When relying on "real" images (i.e., representational) exclusively, you have to find metaphors and make connections indirectly. Koyaanisqatsi's most powerful example of this is a shot toward the end where we see an elderly person's hand emerge from an endless row of hospital beds seen obliquely so that they are nothing more than diagonal lines of metal and plastic. It's a haunting moment - humanity reaching out from the suffocating cocoon of technology it has woven about itself; reaching out for contact with something real.

But the computer-enhanced (and often computer generated) work in Naqoyqatsi goes for the obvious most of the time. Instead of oblique metaphors, we get transliterations: actual ones and zeros flying around the screen to represent information overload; corporate logos in 3-D zooming at us to tell us how pervasive they are - complete with the obvious Cheap Shot at Corporate Greed: the dreaded Enron logo; dollar signs raining on stock traders at the NYSE. And so on.

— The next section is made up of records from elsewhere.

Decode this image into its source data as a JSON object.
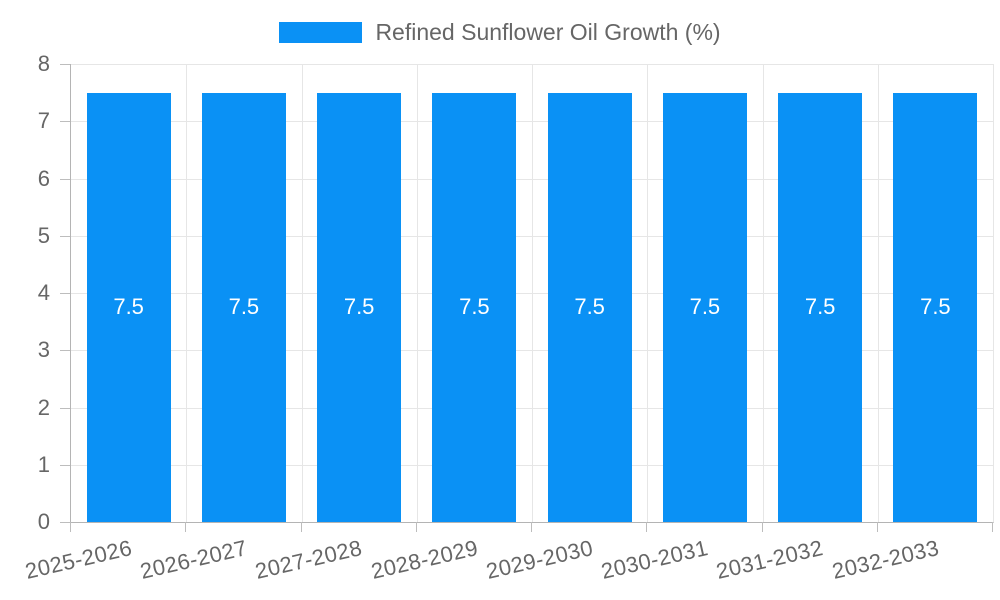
{
  "chart_data": {
    "type": "bar",
    "title": "Refined Sunflower Oil Growth (%)",
    "categories": [
      "2025-2026",
      "2026-2027",
      "2027-2028",
      "2028-2029",
      "2029-2030",
      "2030-2031",
      "2031-2032",
      "2032-2033"
    ],
    "series": [
      {
        "name": "Refined Sunflower Oil Growth (%)",
        "values": [
          7.5,
          7.5,
          7.5,
          7.5,
          7.5,
          7.5,
          7.5,
          7.5
        ]
      }
    ],
    "value_labels": [
      "7.5",
      "7.5",
      "7.5",
      "7.5",
      "7.5",
      "7.5",
      "7.5",
      "7.5"
    ],
    "xlabel": "",
    "ylabel": "",
    "ylim": [
      0,
      8
    ],
    "yticks": [
      0,
      1,
      2,
      3,
      4,
      5,
      6,
      7,
      8
    ],
    "grid": true,
    "legend_position": "top",
    "colors": {
      "bar": "#0a91f5",
      "value_label_text": "#ffffff",
      "axis_text": "#666666",
      "gridline": "#e6e6e6",
      "axis_line": "#b4b4b4",
      "background": "#ffffff"
    }
  }
}
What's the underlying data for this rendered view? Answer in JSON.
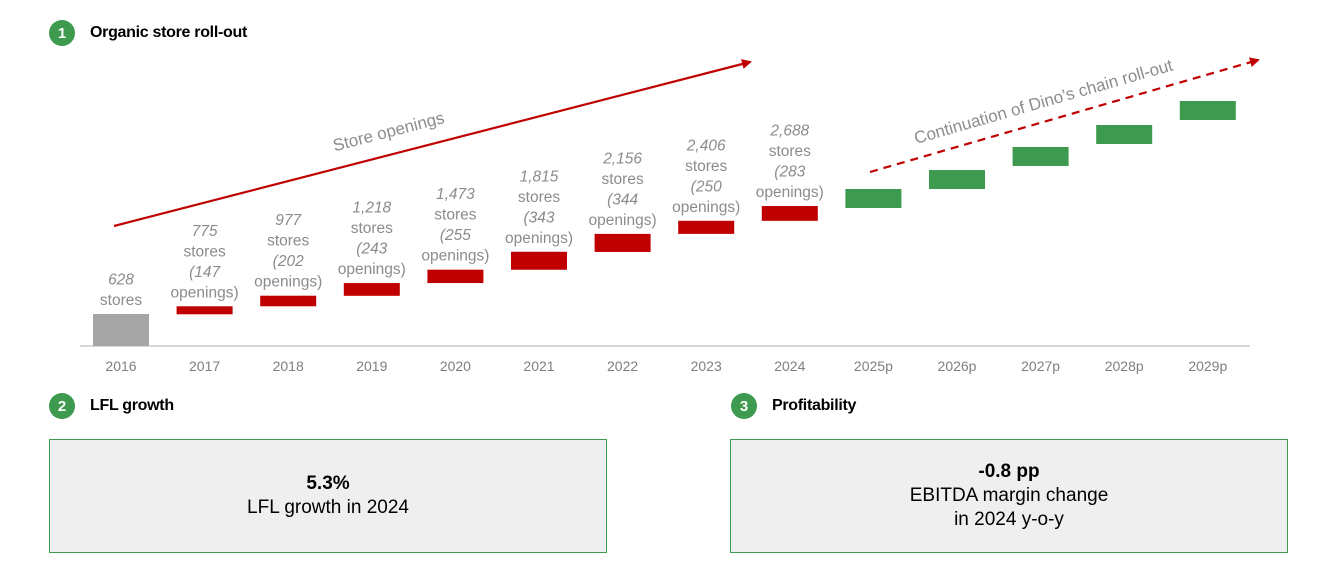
{
  "colors": {
    "green": "#3d9a4e",
    "red": "#c00000",
    "gray": "#a6a6a6",
    "label_gray": "#8c8c8c",
    "kpi_border": "#3d9a4e",
    "kpi_bg": "#efefef"
  },
  "sections": [
    {
      "number": "1",
      "title": "Organic store roll-out"
    },
    {
      "number": "2",
      "title": "LFL growth"
    },
    {
      "number": "3",
      "title": "Profitability"
    }
  ],
  "kpis": [
    {
      "value": "5.3%",
      "lines": [
        "LFL growth in 2024"
      ]
    },
    {
      "value": "-0.8 pp",
      "lines": [
        "EBITDA margin change",
        "in 2024 y-o-y"
      ]
    }
  ],
  "chart_data": {
    "type": "bar",
    "title": "Organic store roll-out",
    "categories": [
      "2016",
      "2017",
      "2018",
      "2019",
      "2020",
      "2021",
      "2022",
      "2023",
      "2024",
      "2025p",
      "2026p",
      "2027p",
      "2028p",
      "2029p"
    ],
    "series": [
      {
        "values": [
          628,
          775,
          977,
          1218,
          1473,
          1815,
          2156,
          2406,
          2688,
          null,
          null,
          null,
          null,
          null
        ]
      }
    ],
    "bar_kinds": [
      "base",
      "actual",
      "actual",
      "actual",
      "actual",
      "actual",
      "actual",
      "actual",
      "actual",
      "projected",
      "projected",
      "projected",
      "projected",
      "projected"
    ],
    "openings": [
      null,
      147,
      202,
      243,
      255,
      343,
      344,
      250,
      283,
      null,
      null,
      null,
      null,
      null
    ],
    "data_labels": [
      [
        "628",
        "stores"
      ],
      [
        "775",
        "stores",
        "(147",
        "openings)"
      ],
      [
        "977",
        "stores",
        "(202",
        "openings)"
      ],
      [
        "1,218",
        "stores",
        "(243",
        "openings)"
      ],
      [
        "1,473",
        "stores",
        "(255",
        "openings)"
      ],
      [
        "1,815",
        "stores",
        "(343",
        "openings)"
      ],
      [
        "2,156",
        "stores",
        "(344",
        "openings)"
      ],
      [
        "2,406",
        "stores",
        "(250",
        "openings)"
      ],
      [
        "2,688",
        "stores",
        "(283",
        "openings)"
      ]
    ],
    "annotations": [
      "Store openings",
      "Continuation of Dino’s chain roll-out"
    ],
    "grid": false,
    "legend": "none"
  }
}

It's mostly clumsy. We even have a double-image of Dolly the cloned sheep intercut with shots of human eggs being artificially fertilized, followed by a big digital pull-back of lots and lots of naked babies, who are really the same four or five babies repeated endlessly. There is a certain aesthetic beauty in the work - the patterns are reminiscent of Salvador Dali's lattices of insects becoming clock hands; the periodic morphs, of his penchant for landscapes becoming faces. But as a whole, these images lack the elegance that marked the first two Qatsis. They're just too obvious.

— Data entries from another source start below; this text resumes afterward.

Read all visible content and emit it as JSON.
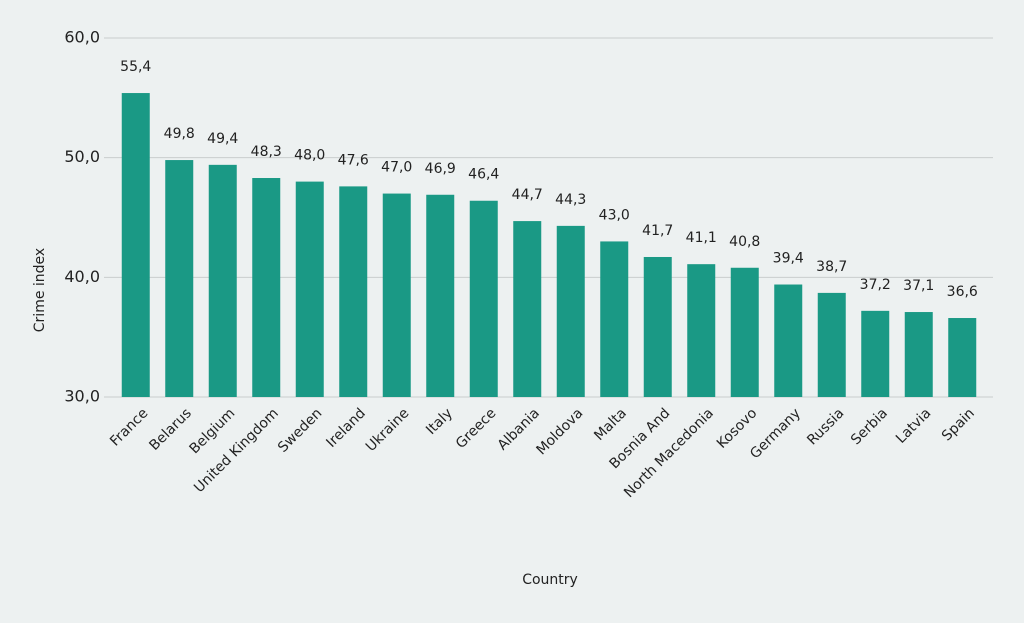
{
  "chart_data": {
    "type": "bar",
    "x_label": "Country",
    "y_label": "Crime index",
    "categories": [
      "France",
      "Belarus",
      "Belgium",
      "United Kingdom",
      "Sweden",
      "Ireland",
      "Ukraine",
      "Italy",
      "Greece",
      "Albania",
      "Moldova",
      "Malta",
      "Bosnia And",
      "North Macedonia",
      "Kosovo",
      "Germany",
      "Russia",
      "Serbia",
      "Latvia",
      "Spain"
    ],
    "values": [
      55.4,
      49.8,
      49.4,
      48.3,
      48.0,
      47.6,
      47.0,
      46.9,
      46.4,
      44.7,
      44.3,
      43.0,
      41.7,
      41.1,
      40.8,
      39.4,
      38.7,
      37.2,
      37.1,
      36.6
    ],
    "value_labels": [
      "55,4",
      "49,8",
      "49,4",
      "48,3",
      "48,0",
      "47,6",
      "47,0",
      "46,9",
      "46,4",
      "44,7",
      "44,3",
      "43,0",
      "41,7",
      "41,1",
      "40,8",
      "39,4",
      "38,7",
      "37,2",
      "37,1",
      "36,6"
    ],
    "color": "#1a9985",
    "ylim": [
      30,
      60
    ],
    "yticks": [
      {
        "value": 30,
        "label": "30,0"
      },
      {
        "value": 40,
        "label": "40,0"
      },
      {
        "value": 50,
        "label": "50,0"
      },
      {
        "value": 60,
        "label": "60,0"
      }
    ],
    "grid": true
  }
}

That being said, Philip Glass' score is sublime. It's among his better works, eschewing strict minimalist formalism, while maintaining a minimalist kind of simplicity. It features some of the best Neo-Romantic orchestral writing I have heard in some time - a great counterpoint to the cold, industrial images of the film.

For the Completist, I recommend Naqoyqatsi. It's by no means a bad film. But for someone unfamiliar with the Qatsi aesthetic, I wouldn't start with this one. You need a grounding in the artistic sensibilities of the first two films to appreciate what does - and does not - work in this one.